An ultrasonic phased array setup. Credit: Techno Inc.
A hat tip to Quality Magazine on this. As part of their PhD thesis work, Steve Bottiglieri and Andrew Portune, graduate students at Rutgers, worked with equipment suppliers to develop a novel and relatively quick non-destructive testing approach that seems to be well suited for inspecting certain high-performance ceramic products that are so critical (such as armor) that each must be evaluated.
One commonly used inspection tool for ceramic manufactures is conventional ultrasound inspection which typically relies on a single probe. Some manufacturers use an operator to direct the probe and others use a linear automated probe to conduct the testing.
Bottiglieri and Portune, working under the guidance of Richard Haber, director of Rutgers Ceramic, Composite & Optical Materials Center, wondered if there was a way to accelerate the inspection process. (Haber, an ACerS fellow, and Portune presented a related paper at the ICACC 2010 conference on “Advanced Nondestructive Ultrasound Characterization of Transparent Armor Ceramics.”)
In brief, according to QM, the Rutgers team found a way to integrate an Olympus OmniScan phased array flaw detection probe, composed of 64 piezoelectric elements, with a Techno Inc. gantry machine, which can be programmed to automatically sweep over the ceramic object. A OmniScan unit captures the ultrasonic data simultaneously with positional information. The net effect is that the phased array system can measure ceramic properties while sweeping over large sample areas, and data from the gantry allows inspectors to develop accurate property maps of each object.
Bottiglieri says his team’s tool is 10-times faster than conventional ultrasonic inspection.
In a summary of his PhD thesis, Bottiglieri explains the role of ultrasonc testing, noting that the performance of critical ceramic products is dependent on the products’ microstructure. “Microstructural variations or heterogeneities throughout large sample volumes can severely degrade the physical properties of alumina-based materials. Variations and heterogeneities in this case refer to variations in density and grain size, unreacted sintering additives, unwanted secondary phases, or large porosity. The ability to predict the performance of not just alumina-based materials but any ceramic material will be dictated by the ability to understand the type, size, and concentration of all features present throughout the bulk microstructure. Ultrasound nondestructive testing was chosen as the method for characterizing the microstructures of dense, polycrystalline, high hardness, aluminum oxide materials,” he writes.

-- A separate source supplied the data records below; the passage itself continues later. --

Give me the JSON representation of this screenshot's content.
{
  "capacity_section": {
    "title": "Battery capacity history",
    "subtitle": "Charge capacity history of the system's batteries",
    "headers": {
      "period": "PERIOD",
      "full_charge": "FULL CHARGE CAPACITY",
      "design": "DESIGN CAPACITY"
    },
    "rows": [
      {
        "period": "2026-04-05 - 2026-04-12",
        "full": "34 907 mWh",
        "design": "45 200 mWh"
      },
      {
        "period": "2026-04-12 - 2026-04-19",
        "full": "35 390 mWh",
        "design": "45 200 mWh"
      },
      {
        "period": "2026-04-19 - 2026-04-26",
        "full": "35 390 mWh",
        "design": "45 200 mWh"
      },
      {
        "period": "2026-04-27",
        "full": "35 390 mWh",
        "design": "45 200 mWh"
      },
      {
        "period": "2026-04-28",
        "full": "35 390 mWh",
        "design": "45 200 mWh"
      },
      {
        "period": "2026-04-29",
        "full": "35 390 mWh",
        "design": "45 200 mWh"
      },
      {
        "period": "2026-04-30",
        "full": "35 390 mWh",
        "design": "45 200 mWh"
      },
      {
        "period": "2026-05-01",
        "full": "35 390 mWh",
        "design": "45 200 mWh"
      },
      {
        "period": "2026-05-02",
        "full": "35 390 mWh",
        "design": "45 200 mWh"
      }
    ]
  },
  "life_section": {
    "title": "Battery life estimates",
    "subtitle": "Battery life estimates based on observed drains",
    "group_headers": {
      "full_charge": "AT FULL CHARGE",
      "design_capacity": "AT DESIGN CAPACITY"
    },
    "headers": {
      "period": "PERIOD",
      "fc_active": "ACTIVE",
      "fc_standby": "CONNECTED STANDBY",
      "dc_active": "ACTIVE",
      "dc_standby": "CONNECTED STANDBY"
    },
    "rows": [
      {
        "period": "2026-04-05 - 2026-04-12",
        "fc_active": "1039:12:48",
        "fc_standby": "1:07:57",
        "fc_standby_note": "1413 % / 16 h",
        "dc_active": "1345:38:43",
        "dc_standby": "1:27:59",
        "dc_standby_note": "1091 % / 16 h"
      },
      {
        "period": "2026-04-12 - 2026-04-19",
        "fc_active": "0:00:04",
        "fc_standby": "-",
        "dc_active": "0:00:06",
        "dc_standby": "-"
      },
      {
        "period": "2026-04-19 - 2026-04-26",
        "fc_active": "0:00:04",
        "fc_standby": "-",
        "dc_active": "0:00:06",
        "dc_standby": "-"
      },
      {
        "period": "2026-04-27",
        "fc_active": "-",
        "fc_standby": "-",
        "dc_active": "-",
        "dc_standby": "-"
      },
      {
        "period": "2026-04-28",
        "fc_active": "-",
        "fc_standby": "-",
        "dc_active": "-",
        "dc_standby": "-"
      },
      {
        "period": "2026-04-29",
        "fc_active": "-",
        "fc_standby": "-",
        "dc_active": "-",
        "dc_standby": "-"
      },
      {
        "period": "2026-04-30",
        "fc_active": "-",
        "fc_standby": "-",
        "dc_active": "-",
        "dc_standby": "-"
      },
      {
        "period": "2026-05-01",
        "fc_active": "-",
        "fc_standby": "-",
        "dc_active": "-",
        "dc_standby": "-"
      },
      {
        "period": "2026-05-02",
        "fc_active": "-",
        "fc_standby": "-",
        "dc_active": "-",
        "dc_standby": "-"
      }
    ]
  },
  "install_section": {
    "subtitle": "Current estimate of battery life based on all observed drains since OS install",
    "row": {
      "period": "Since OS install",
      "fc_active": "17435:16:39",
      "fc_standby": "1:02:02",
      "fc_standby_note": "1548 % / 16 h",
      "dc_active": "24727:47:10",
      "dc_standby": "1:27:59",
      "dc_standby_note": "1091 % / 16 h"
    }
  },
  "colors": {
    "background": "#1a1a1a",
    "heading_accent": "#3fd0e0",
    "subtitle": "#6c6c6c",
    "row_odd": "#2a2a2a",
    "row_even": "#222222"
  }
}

Portune’s graduate work specifically focused on nondestructive characterization of armor grade silicon carbide. He writes, “Predicting the performance of armor grade ceramic materials depends on knowledge of the absolute and relative concentration and size distribution of bulk heterogeneities. Ultrasound was chosen as a nondestructive technique for characterizing the microstructure of dense silicon carbide ceramics. Acoustic waves interact elastically with grains and inclusions in large sample volumes, and were well suited to determine concentration and size distribution variations for solid inclusions.
Much of the work of the Rutgers groups was to write the software to control the motion of the Techno gantry. Their system allows for the input of basic parameters for the parts being inspected and the generation of a tailored set of instructions “that guides the machine through the intricate series of motions required to produce the scaffold.”
Bottiglieri and Portune also worked with Techno and Omniscan to craft a way to pass the gantry spatial location into the Omniscan recorders to such that it correctly corresponds with the collected ultrasonic sample information correspond to a spatial location.
The Rutgers researchers validated their inspection system by setting up an experimental inspection of 4″ x 4″ glass-ceramic tiles, which purposely contained a variety of compositions. Some sample tiles were also laminated. Tile thickness varied from 0.5-1 inch.
For the ordinary tiles, they compared the ultrasonic data to results obtained through the use of conventional microstructural testing, including field emission scanning electron microscopy imaging and X-ray diffraction, and found strong correlations. For laminated samples, the researchers focused on identifying the location and severity of delaminations.
“The integration of the gantry machine and the phased array provides a major advancement in ultrasonic inspection of ceramic material,” Bottiglieri concludes in the QM story. “This new approach can inspect a large number of parts in considerably less time than is required by conventional methods. It also delivers excellent material property maps, making it possible to locate anomalous defects with a high degree of accuracy.”
In his thesis summary, Bottiglieri has high hopes for the ultrasonic techniques and predicts the novel characterization methods “can be proliferated for use with a wide range of other high density materials.”
Portune also tested the system on silicon carbide, using commercial and custom-engineered SiC materials. As in the tile experiments, Portune found excellent correlations between the ultrasonic data and results from electron microscopy. He, too, believes the phased array technique “should be extended to a wide range of dense polycrystalline heterogeneous materials.”